It’s an odd thing, and astonishing to me that it’s taken me nearly thirty-seven years to consider it.
Since my childhood, I have been at war with my body. I have been fat. I have been thin. When I was thin, I was just working too hard in a job I didn’t like, I was quite stressed, and I was full to the brim with Red Bull.
My favourite quote from Liberace is and always has been: “My clothes come in three sizes: Thin, fat and impossible.”
Much as, at the moment, I am firmly in a fat phase – my body is not so much a temple as an airport hangar – it is, at least, cooperating.
Now, it happens on ‘Come Dine With Me’. A group of people who don’t know each other, sit around and quite often, make some sort of terrible faux pas. Something genuinely awful. I think most people know not to guess other people’s ages.
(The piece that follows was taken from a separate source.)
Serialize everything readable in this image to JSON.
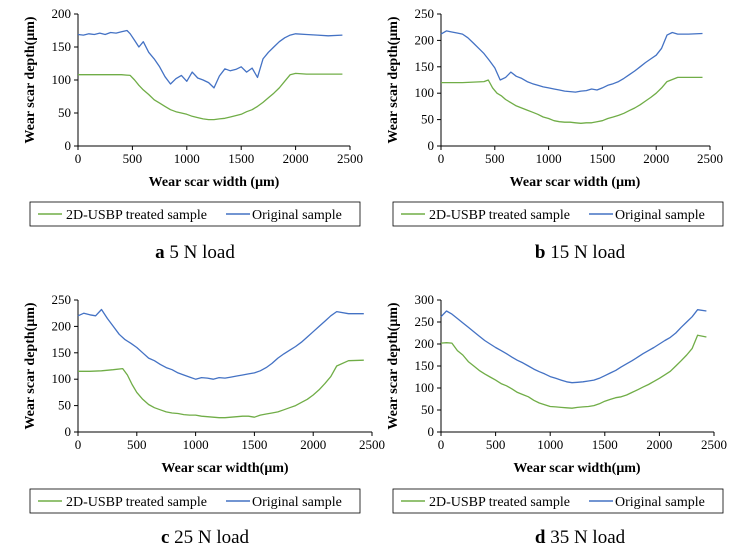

But it is shocking when they talk about plastic surgery.
Someone, perhaps after a little to drink, will wonder (aloud, which is often an error) what everyone else would have if they could have any sort of surgery. What usually makes it truly stomach-churning is when they either a) have a list: devastating, or b) ask the others to guess: oh, lord, no.
Usually, someone around the table will give a full recitation of their entire body and everything that, time and cash permitting, they would have removed, shrunk, enlarged, or shuffled about a bit.
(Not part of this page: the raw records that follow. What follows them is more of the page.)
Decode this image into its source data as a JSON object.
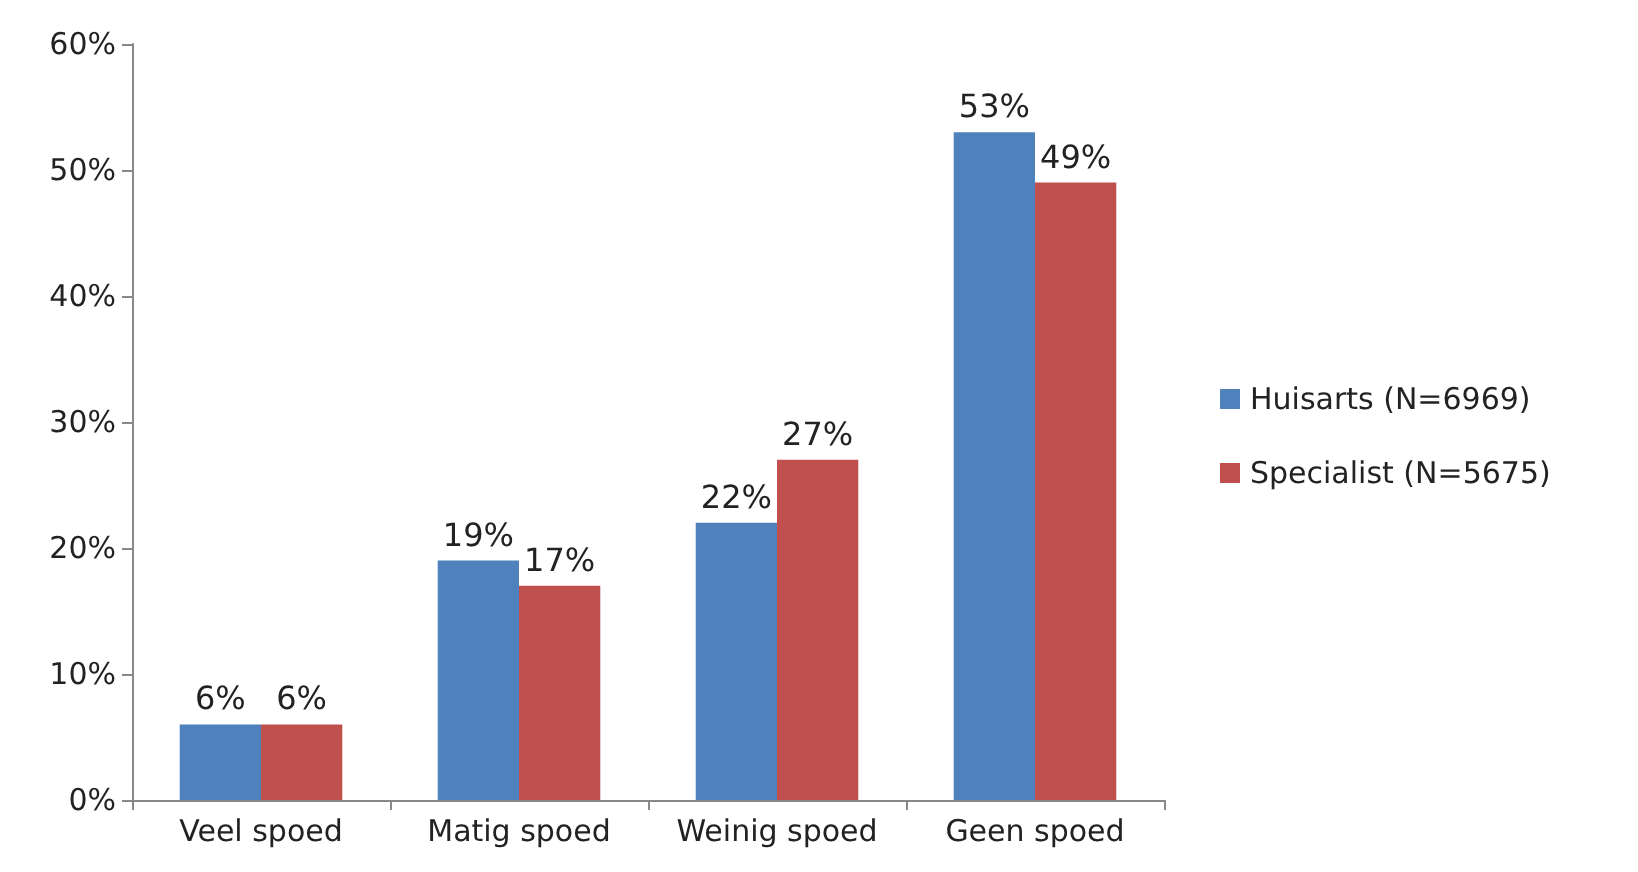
{
  "chart_data": {
    "type": "bar",
    "categories": [
      "Veel spoed",
      "Matig spoed",
      "Weinig spoed",
      "Geen spoed"
    ],
    "series": [
      {
        "name": "Huisarts (N=6969)",
        "color": "#4f81bd",
        "values": [
          6,
          19,
          22,
          53
        ],
        "value_labels": [
          "6%",
          "19%",
          "22%",
          "53%"
        ]
      },
      {
        "name": "Specialist (N=5675)",
        "color": "#c0504d",
        "values": [
          6,
          17,
          27,
          49
        ],
        "value_labels": [
          "6%",
          "17%",
          "27%",
          "49%"
        ]
      }
    ],
    "ylim": [
      0,
      60
    ],
    "yticks": [
      {
        "value": 0,
        "label": "0%"
      },
      {
        "value": 10,
        "label": "10%"
      },
      {
        "value": 20,
        "label": "20%"
      },
      {
        "value": 30,
        "label": "30%"
      },
      {
        "value": 40,
        "label": "40%"
      },
      {
        "value": 50,
        "label": "50%"
      },
      {
        "value": 60,
        "label": "60%"
      }
    ],
    "grid": false,
    "legend": "right"
  }
}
When the question comes, ‘If you could have any surgery, what would you have?’ the answer usually goes something like this:
“Well… Tummy tuck, breast enlargement or breast reduction – possibly one and then the other, face lift, bum lift – just yoink up the whole body and snip off the excess.
“Then, oh, whatever the surgery is called where they can remove upper arm fat and tighten the skin without your having to prick it like sausages if you’re going out on a warm day.
“What next? Probably an eye lift, smidge of the old rhinoplasty, tighten up the jawline… In all honesty, if they could just swap out the face with silly putty until I’ve got it into an order I’m okay with, and then ram it full of botox and filler before it melts, that would be great.”
No one ever says, “I’d probably get my varicose veins done.”
I had a chat with a chap in his, perhaps sixties, the other day. I’ll point out, this was in the foyer at Sainsbury’s. He was on his way in, I was about to leave. I don’t know his name. He doesn’t know mine. But we’re polite. He asked how I was. I said I was fine, thanked him, and asked how he was. Because I’m a person, and that’s what we do.
Years back, he broke his shoulder. Since then, he’s had three knee replacements. Three. One of them wore out. But just recently, his hip has started crunching. Audibly. Now, this is not when he walks, or jogs, or tries to get out of a chair after a nap. This is when he’s lying down. Flat on his back in bed, straightening the bedclothes, and thinking over his day, he can hear his hip crunching.
“Anyway, love,” he said cheerfully, “how are you keeping?”
I imagine I did an excellent impression of a goldfish while I tried to think of a less complacent way of saying – “I’m really well, as it happens.”
Fat be buggered, I’m feeling pretty well.
So, there you have it. Day 73 of #365HappyDays – A Body That Cooperates.